Marvin Rees, Mayor of Bristol, said:
“People living and moving through one of the UK’s major cities should have a genuine choice about how they travel. By investing in infrastructure to support sustainable options, we make buses a realistic alternative. We will be considering this deal which focuses on improving commuter journeys to ensure buses are a more reliable and credible everyday option.
“The status quo of delays and traffic congestion is not an option. Our growing city needs an efficient, integrated transport network and the bus deal is a step toward making that a reality.

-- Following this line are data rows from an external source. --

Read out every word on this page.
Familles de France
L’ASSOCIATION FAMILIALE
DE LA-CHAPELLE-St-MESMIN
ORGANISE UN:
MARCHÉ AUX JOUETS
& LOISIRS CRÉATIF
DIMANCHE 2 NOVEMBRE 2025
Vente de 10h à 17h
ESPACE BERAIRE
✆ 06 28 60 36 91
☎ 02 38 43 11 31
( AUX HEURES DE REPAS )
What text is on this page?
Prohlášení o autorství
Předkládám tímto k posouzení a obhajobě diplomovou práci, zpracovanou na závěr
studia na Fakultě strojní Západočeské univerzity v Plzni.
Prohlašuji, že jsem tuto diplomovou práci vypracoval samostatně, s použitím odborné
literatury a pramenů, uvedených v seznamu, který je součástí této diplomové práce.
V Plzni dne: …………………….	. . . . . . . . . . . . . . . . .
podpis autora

By further increasing public transport demand in the Bristol region, we also build the business case for a mass transit system.
“We do not have direct control over bus services and cannot force providers to maintain loss-making routes, however we can work together and create the infrastructure for bus priority to help speed up and expand services.”
The proposed deal requires the city’s main operator, First Bus, to invest in more cleaner buses and additional employment and training opportunities to support the doubling of peak-hour frequency on core bus routes.
Cllr Kye Dudd, Cabinet Member for Transport at Bristol City Council, added:
“This is an exciting opportunity to further increase the number of people taking the bus to work, as Bristol bucks national trends and grows passenger numbers. This is the first time in decades Bristol is properly investing in public transport infrastructure which is much-needed to build the conditions for bus services to be a success.
“Within the current deregulated bus market, we do not have the powers we need to decide how bus services are run. However through greater collaboration with the bus industry, we could prioritise commuter services by giving space to buses so they can maintain more reliable, uninterrupted journeys.
“We are calling on private operators to get on board with us to solve one of our city’s biggest challenges.”